Ventriloquism is a phenomenon whereby we inaccurately perceive a voice as emanating from a spatially displaced source; for example, from the lips of a ventriloquist's dummy rather than from those of the ventriloquist. The effect was originally thought to be the product of voice projection techniques perfected by the performer, but recent hypotheses have suggested that it results from the domination of hearing by vision.

Alais and Burr tested this assertion by having observers localize visual and audio stimuli — brief 'blobs' of light or 'clicks' of sound — in space. Unimodal thresholds were established by presenting these stimuli separately and asking observers to indicate which of the two stimuli appeared more to the left. Subsequently, blobs and clicks were presented simultaneously in one of two modes. In 'conflict' mode, blobs and clicks were spatially displaced from each other; in 'non-conflict' mode, the stimuli were equally displaced to the left or right of centre.

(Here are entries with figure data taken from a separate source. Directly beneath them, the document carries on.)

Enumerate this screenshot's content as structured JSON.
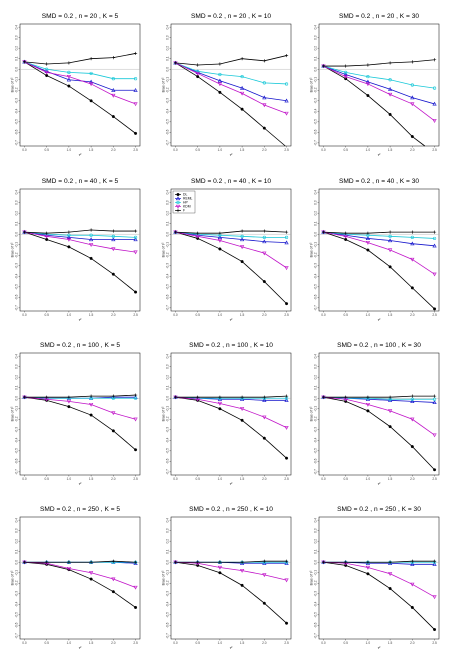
{
  "colors": {
    "DL": "#000000",
    "REML": "#1515cc",
    "HP": "#18c8d8",
    "KDM": "#c013c8",
    "zero_line": "#aaaaaa"
  },
  "legend": [
    "DL",
    "REML",
    "HP",
    "KDM",
    "F"
  ],
  "chart_data": [
    {
      "type": "line",
      "title": "SMD = 0.2 , n = 20 , K = 5",
      "xlabel": "τ²",
      "ylabel": "Bias of τ²",
      "x": [
        0,
        0.5,
        1,
        1.5,
        2,
        2.5
      ],
      "ylim": [
        -0.7,
        0.4
      ],
      "series": [
        {
          "name": "DL",
          "values": [
            0.07,
            -0.06,
            -0.16,
            -0.3,
            -0.45,
            -0.61
          ]
        },
        {
          "name": "REML",
          "values": [
            0.07,
            -0.02,
            -0.1,
            -0.12,
            -0.2,
            -0.2
          ]
        },
        {
          "name": "HP",
          "values": [
            0.07,
            0.0,
            -0.03,
            -0.04,
            -0.09,
            -0.09
          ]
        },
        {
          "name": "KDM",
          "values": [
            0.07,
            -0.03,
            -0.07,
            -0.14,
            -0.25,
            -0.33
          ]
        },
        {
          "name": "F",
          "values": [
            0.07,
            0.05,
            0.06,
            0.1,
            0.11,
            0.15
          ]
        }
      ]
    },
    {
      "type": "line",
      "title": "SMD = 0.2 , n = 20 , K = 10",
      "xlabel": "τ²",
      "ylabel": "Bias of τ²",
      "x": [
        0,
        0.5,
        1,
        1.5,
        2,
        2.5
      ],
      "ylim": [
        -0.7,
        0.4
      ],
      "series": [
        {
          "name": "DL",
          "values": [
            0.06,
            -0.07,
            -0.22,
            -0.38,
            -0.56,
            -0.74
          ]
        },
        {
          "name": "REML",
          "values": [
            0.06,
            -0.03,
            -0.11,
            -0.18,
            -0.27,
            -0.3
          ]
        },
        {
          "name": "HP",
          "values": [
            0.06,
            -0.02,
            -0.05,
            -0.07,
            -0.13,
            -0.14
          ]
        },
        {
          "name": "KDM",
          "values": [
            0.06,
            -0.04,
            -0.14,
            -0.23,
            -0.34,
            -0.42
          ]
        },
        {
          "name": "F",
          "values": [
            0.06,
            0.04,
            0.05,
            0.1,
            0.08,
            0.13
          ]
        }
      ]
    },
    {
      "type": "line",
      "title": "SMD = 0.2 , n = 20 , K = 30",
      "xlabel": "τ²",
      "ylabel": "Bias of τ²",
      "x": [
        0,
        0.5,
        1,
        1.5,
        2,
        2.5
      ],
      "ylim": [
        -0.7,
        0.4
      ],
      "series": [
        {
          "name": "DL",
          "values": [
            0.03,
            -0.09,
            -0.25,
            -0.43,
            -0.64,
            -0.8
          ]
        },
        {
          "name": "REML",
          "values": [
            0.03,
            -0.05,
            -0.12,
            -0.19,
            -0.27,
            -0.33
          ]
        },
        {
          "name": "HP",
          "values": [
            0.03,
            -0.03,
            -0.07,
            -0.1,
            -0.15,
            -0.18
          ]
        },
        {
          "name": "KDM",
          "values": [
            0.03,
            -0.07,
            -0.14,
            -0.24,
            -0.33,
            -0.49
          ]
        },
        {
          "name": "F",
          "values": [
            0.03,
            0.03,
            0.04,
            0.06,
            0.07,
            0.09
          ]
        }
      ]
    },
    {
      "type": "line",
      "title": "SMD = 0.2 , n = 40 , K = 5",
      "xlabel": "τ²",
      "ylabel": "Bias of τ²",
      "x": [
        0,
        0.5,
        1,
        1.5,
        2,
        2.5
      ],
      "ylim": [
        -0.7,
        0.4
      ],
      "series": [
        {
          "name": "DL",
          "values": [
            0.02,
            -0.05,
            -0.12,
            -0.23,
            -0.38,
            -0.55
          ]
        },
        {
          "name": "REML",
          "values": [
            0.02,
            -0.01,
            -0.03,
            -0.05,
            -0.05,
            -0.05
          ]
        },
        {
          "name": "HP",
          "values": [
            0.02,
            0.0,
            -0.01,
            -0.01,
            -0.02,
            -0.03
          ]
        },
        {
          "name": "KDM",
          "values": [
            0.02,
            -0.02,
            -0.05,
            -0.1,
            -0.14,
            -0.17
          ]
        },
        {
          "name": "F",
          "values": [
            0.02,
            0.01,
            0.02,
            0.04,
            0.03,
            0.03
          ]
        }
      ]
    },
    {
      "type": "line",
      "title": "SMD = 0.2 , n = 40 , K = 10",
      "xlabel": "τ²",
      "ylabel": "Bias of τ²",
      "x": [
        0,
        0.5,
        1,
        1.5,
        2,
        2.5
      ],
      "ylim": [
        -0.7,
        0.4
      ],
      "legend": "top-left",
      "series": [
        {
          "name": "DL",
          "values": [
            0.02,
            -0.04,
            -0.14,
            -0.26,
            -0.45,
            -0.66
          ]
        },
        {
          "name": "REML",
          "values": [
            0.02,
            -0.01,
            -0.03,
            -0.05,
            -0.07,
            -0.08
          ]
        },
        {
          "name": "HP",
          "values": [
            0.02,
            0.0,
            -0.01,
            -0.02,
            -0.03,
            -0.03
          ]
        },
        {
          "name": "KDM",
          "values": [
            0.02,
            -0.02,
            -0.06,
            -0.12,
            -0.18,
            -0.32
          ]
        },
        {
          "name": "F",
          "values": [
            0.02,
            0.01,
            0.01,
            0.03,
            0.03,
            0.02
          ]
        }
      ]
    },
    {
      "type": "line",
      "title": "SMD = 0.2 , n = 40 , K = 30",
      "xlabel": "τ²",
      "ylabel": "Bias of τ²",
      "x": [
        0,
        0.5,
        1,
        1.5,
        2,
        2.5
      ],
      "ylim": [
        -0.7,
        0.4
      ],
      "series": [
        {
          "name": "DL",
          "values": [
            0.02,
            -0.05,
            -0.15,
            -0.31,
            -0.51,
            -0.71
          ]
        },
        {
          "name": "REML",
          "values": [
            0.02,
            -0.01,
            -0.04,
            -0.06,
            -0.09,
            -0.11
          ]
        },
        {
          "name": "HP",
          "values": [
            0.02,
            0.0,
            -0.01,
            -0.02,
            -0.03,
            -0.04
          ]
        },
        {
          "name": "KDM",
          "values": [
            0.02,
            -0.02,
            -0.08,
            -0.15,
            -0.24,
            -0.38
          ]
        },
        {
          "name": "F",
          "values": [
            0.02,
            0.01,
            0.01,
            0.02,
            0.02,
            0.02
          ]
        }
      ]
    },
    {
      "type": "line",
      "title": "SMD = 0.2 , n = 100 , K = 5",
      "xlabel": "τ²",
      "ylabel": "Bias of τ²",
      "x": [
        0,
        0.5,
        1,
        1.5,
        2,
        2.5
      ],
      "ylim": [
        -0.7,
        0.4
      ],
      "series": [
        {
          "name": "DL",
          "values": [
            0.01,
            -0.02,
            -0.08,
            -0.16,
            -0.31,
            -0.49
          ]
        },
        {
          "name": "REML",
          "values": [
            0.01,
            0.0,
            0.0,
            0.0,
            0.01,
            0.01
          ]
        },
        {
          "name": "HP",
          "values": [
            0.01,
            0.0,
            0.0,
            0.0,
            0.0,
            0.0
          ]
        },
        {
          "name": "KDM",
          "values": [
            0.01,
            -0.01,
            -0.03,
            -0.06,
            -0.14,
            -0.2
          ]
        },
        {
          "name": "F",
          "values": [
            0.01,
            0.01,
            0.01,
            0.02,
            0.02,
            0.03
          ]
        }
      ]
    },
    {
      "type": "line",
      "title": "SMD = 0.2 , n = 100 , K = 10",
      "xlabel": "τ²",
      "ylabel": "Bias of τ²",
      "x": [
        0,
        0.5,
        1,
        1.5,
        2,
        2.5
      ],
      "ylim": [
        -0.7,
        0.4
      ],
      "series": [
        {
          "name": "DL",
          "values": [
            0.01,
            -0.02,
            -0.1,
            -0.21,
            -0.38,
            -0.57
          ]
        },
        {
          "name": "REML",
          "values": [
            0.01,
            0.0,
            -0.01,
            -0.01,
            -0.02,
            -0.02
          ]
        },
        {
          "name": "HP",
          "values": [
            0.01,
            0.0,
            0.0,
            0.0,
            0.0,
            0.0
          ]
        },
        {
          "name": "KDM",
          "values": [
            0.01,
            -0.01,
            -0.05,
            -0.1,
            -0.18,
            -0.28
          ]
        },
        {
          "name": "F",
          "values": [
            0.01,
            0.01,
            0.01,
            0.01,
            0.01,
            0.02
          ]
        }
      ]
    },
    {
      "type": "line",
      "title": "SMD = 0.2 , n = 100 , K = 30",
      "xlabel": "τ²",
      "ylabel": "Bias of τ²",
      "x": [
        0,
        0.5,
        1,
        1.5,
        2,
        2.5
      ],
      "ylim": [
        -0.7,
        0.4
      ],
      "series": [
        {
          "name": "DL",
          "values": [
            0.01,
            -0.03,
            -0.12,
            -0.27,
            -0.46,
            -0.68
          ]
        },
        {
          "name": "REML",
          "values": [
            0.01,
            0.0,
            -0.01,
            -0.02,
            -0.03,
            -0.04
          ]
        },
        {
          "name": "HP",
          "values": [
            0.01,
            0.0,
            0.0,
            -0.01,
            -0.01,
            -0.01
          ]
        },
        {
          "name": "KDM",
          "values": [
            0.01,
            -0.01,
            -0.06,
            -0.12,
            -0.2,
            -0.35
          ]
        },
        {
          "name": "F",
          "values": [
            0.01,
            0.01,
            0.01,
            0.01,
            0.02,
            0.02
          ]
        }
      ]
    },
    {
      "type": "line",
      "title": "SMD = 0.2 , n = 250 , K = 5",
      "xlabel": "τ²",
      "ylabel": "Bias of τ²",
      "x": [
        0,
        0.5,
        1,
        1.5,
        2,
        2.5
      ],
      "ylim": [
        -0.7,
        0.4
      ],
      "series": [
        {
          "name": "DL",
          "values": [
            0.0,
            -0.02,
            -0.07,
            -0.16,
            -0.28,
            -0.43
          ]
        },
        {
          "name": "REML",
          "values": [
            0.0,
            0.0,
            0.0,
            0.0,
            0.0,
            -0.01
          ]
        },
        {
          "name": "HP",
          "values": [
            0.0,
            0.0,
            0.0,
            0.0,
            0.0,
            0.0
          ]
        },
        {
          "name": "KDM",
          "values": [
            0.0,
            -0.01,
            -0.06,
            -0.1,
            -0.16,
            -0.24
          ]
        },
        {
          "name": "F",
          "values": [
            0.0,
            0.0,
            0.0,
            0.0,
            0.01,
            0.0
          ]
        }
      ]
    },
    {
      "type": "line",
      "title": "SMD = 0.2 , n = 250 , K = 10",
      "xlabel": "τ²",
      "ylabel": "Bias of τ²",
      "x": [
        0,
        0.5,
        1,
        1.5,
        2,
        2.5
      ],
      "ylim": [
        -0.7,
        0.4
      ],
      "series": [
        {
          "name": "DL",
          "values": [
            0.0,
            -0.03,
            -0.1,
            -0.22,
            -0.39,
            -0.58
          ]
        },
        {
          "name": "REML",
          "values": [
            0.0,
            0.0,
            0.0,
            -0.01,
            -0.01,
            -0.01
          ]
        },
        {
          "name": "HP",
          "values": [
            0.0,
            0.0,
            0.0,
            0.0,
            0.0,
            0.0
          ]
        },
        {
          "name": "KDM",
          "values": [
            0.0,
            -0.01,
            -0.05,
            -0.08,
            -0.12,
            -0.17
          ]
        },
        {
          "name": "F",
          "values": [
            0.0,
            0.0,
            0.0,
            0.0,
            0.01,
            0.01
          ]
        }
      ]
    },
    {
      "type": "line",
      "title": "SMD = 0.2 , n = 250 , K = 30",
      "xlabel": "τ²",
      "ylabel": "Bias of τ²",
      "x": [
        0,
        0.5,
        1,
        1.5,
        2,
        2.5
      ],
      "ylim": [
        -0.7,
        0.4
      ],
      "series": [
        {
          "name": "DL",
          "values": [
            0.0,
            -0.03,
            -0.11,
            -0.25,
            -0.43,
            -0.64
          ]
        },
        {
          "name": "REML",
          "values": [
            0.0,
            0.0,
            -0.01,
            -0.01,
            -0.02,
            -0.02
          ]
        },
        {
          "name": "HP",
          "values": [
            0.0,
            0.0,
            0.0,
            0.0,
            0.0,
            0.0
          ]
        },
        {
          "name": "KDM",
          "values": [
            0.0,
            -0.01,
            -0.05,
            -0.11,
            -0.21,
            -0.33
          ]
        },
        {
          "name": "F",
          "values": [
            0.0,
            0.0,
            0.0,
            0.0,
            0.01,
            0.01
          ]
        }
      ]
    }
  ]
}
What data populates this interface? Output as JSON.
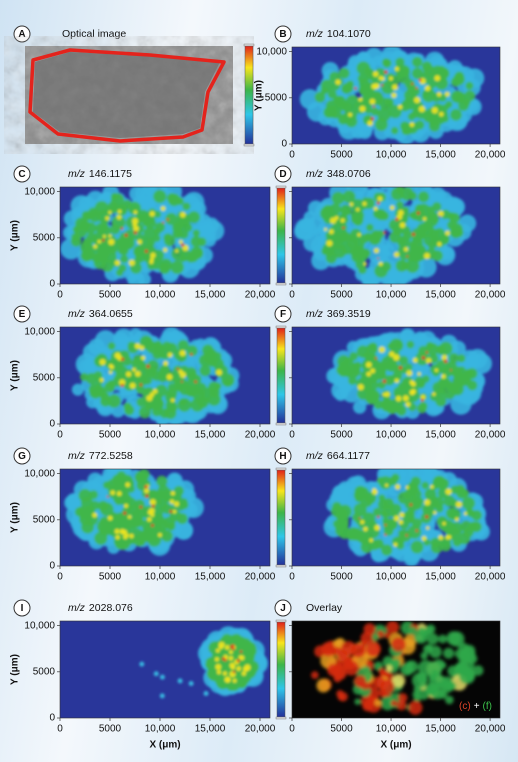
{
  "figure": {
    "mz_prefix": "m/z",
    "panels": [
      {
        "letter": "A",
        "title": "Optical image"
      },
      {
        "letter": "B",
        "mz": "104.1070"
      },
      {
        "letter": "C",
        "mz": "146.1175"
      },
      {
        "letter": "D",
        "mz": "348.0706"
      },
      {
        "letter": "E",
        "mz": "364.0655"
      },
      {
        "letter": "F",
        "mz": "369.3519"
      },
      {
        "letter": "G",
        "mz": "772.5258"
      },
      {
        "letter": "H",
        "mz": "664.1177"
      },
      {
        "letter": "I",
        "mz": "2028.076"
      },
      {
        "letter": "J",
        "title": "Overlay",
        "legend": [
          "(c)",
          "+",
          "(f)"
        ]
      }
    ],
    "axes": {
      "xlabel": "X (μm)",
      "ylabel": "Y (μm)",
      "xlim": [
        0,
        21000
      ],
      "xticks": [
        0,
        5000,
        {
          "value": 10000,
          "label": "10,000"
        },
        {
          "value": 15000,
          "label": "15,000"
        },
        {
          "value": 20000,
          "label": "20,000"
        }
      ],
      "ylim": [
        0,
        10500
      ],
      "yticks": [
        0,
        5000,
        {
          "value": 10000,
          "label": "10,000"
        }
      ]
    }
  }
}
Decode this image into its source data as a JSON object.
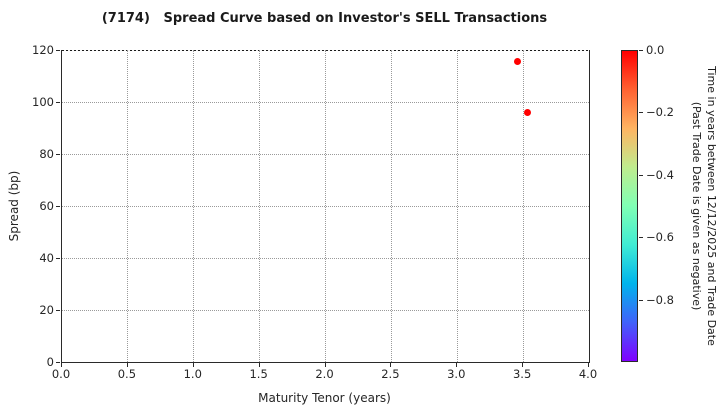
{
  "title": "(7174)   Spread Curve based on Investor's SELL Transactions",
  "chart_data": {
    "type": "scatter",
    "title": "(7174)   Spread Curve based on Investor's SELL Transactions",
    "xlabel": "Maturity Tenor (years)",
    "ylabel": "Spread (bp)",
    "xlim": [
      0.0,
      4.0
    ],
    "ylim": [
      0,
      120
    ],
    "x_ticks": [
      0.0,
      0.5,
      1.0,
      1.5,
      2.0,
      2.5,
      3.0,
      3.5,
      4.0
    ],
    "y_ticks": [
      0,
      20,
      40,
      60,
      80,
      100,
      120
    ],
    "grid": true,
    "grid_style": "dotted",
    "points": [
      {
        "x": 3.46,
        "y": 115.5,
        "time": 0.0,
        "color": "#ff0000"
      },
      {
        "x": 3.53,
        "y": 96.0,
        "time": 0.0,
        "color": "#ff0000"
      }
    ],
    "colorbar": {
      "label_line1": "Time in years between 12/12/2025 and Trade Date",
      "label_line2": "(Past Trade Date is given as negative)",
      "ticks": [
        0.0,
        -0.2,
        -0.4,
        -0.6,
        -0.8
      ],
      "range": [
        0.0,
        -1.0
      ],
      "colormap": "rainbow",
      "gradient_top_to_bottom": [
        "#ff0000",
        "#ff6232",
        "#ffb462",
        "#bfec8e",
        "#80ffb4",
        "#40ecd4",
        "#00b4ec",
        "#4062fa",
        "#8000ff"
      ]
    }
  }
}
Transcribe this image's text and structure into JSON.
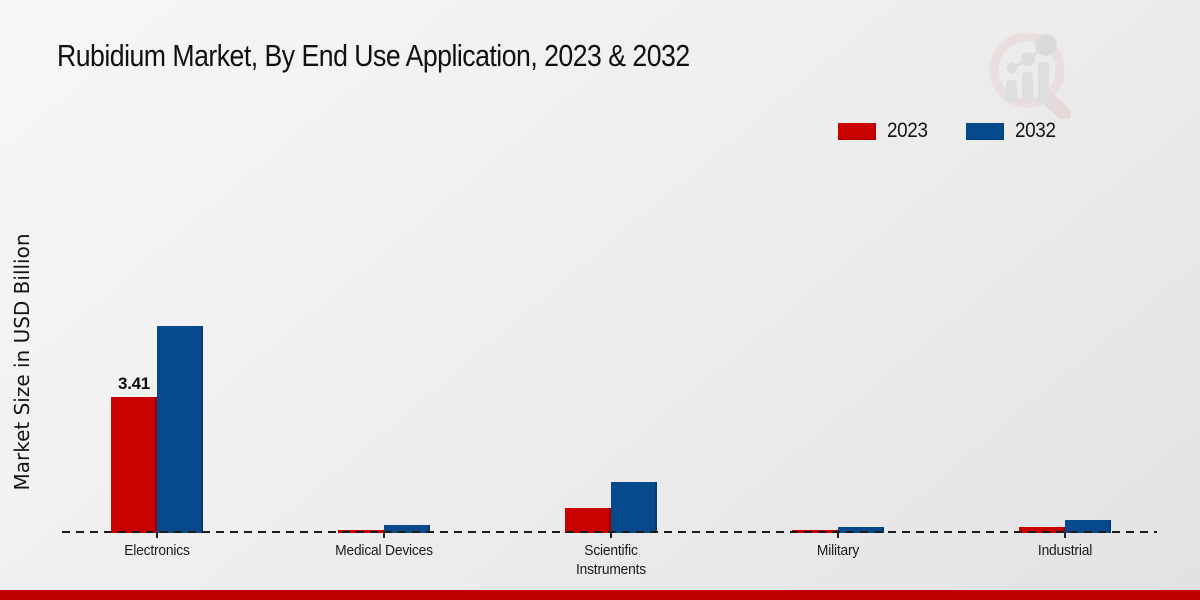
{
  "chart_data": {
    "type": "bar",
    "title": "Rubidium Market, By End Use Application, 2023 & 2032",
    "xlabel": "",
    "ylabel": "Market Size in USD Billion",
    "categories": [
      "Electronics",
      "Medical Devices",
      "Scientific Instruments",
      "Military",
      "Industrial"
    ],
    "series": [
      {
        "name": "2023",
        "color": "#c80101",
        "values": [
          3.41,
          0.08,
          0.63,
          0.07,
          0.15
        ]
      },
      {
        "name": "2032",
        "color": "#06498c",
        "values": [
          5.2,
          0.2,
          1.27,
          0.15,
          0.33
        ]
      }
    ],
    "annotations": [
      {
        "series_index": 0,
        "category_index": 0,
        "text": "3.41"
      }
    ],
    "ylim": [
      0,
      5.6
    ],
    "grid": "off",
    "baseline_style": "dashed",
    "legend_position": "top-right"
  },
  "branding": {
    "watermark_icon": "magnifier-bar-chart-logo",
    "footer_stripe_color": "#c10101"
  }
}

The ability of subjects to localize the stimuli depended on the size and clarity of the blobs. When visual localization was good, vision 'captured' sound, as in the classic ventriloquist effect. However, the reverse was true when visual stimuli were blurred and therefore poorly localized. In this case, the subjects perceived the blob as closer to the correct location of the click, rather than vice versa. In all six subjects, bimodal localization was more precise than either form of unimodal localization. Based on these data, the authors propose a model in which visual and auditory inputs are optimally combined to minimize variance and improve spatial localization.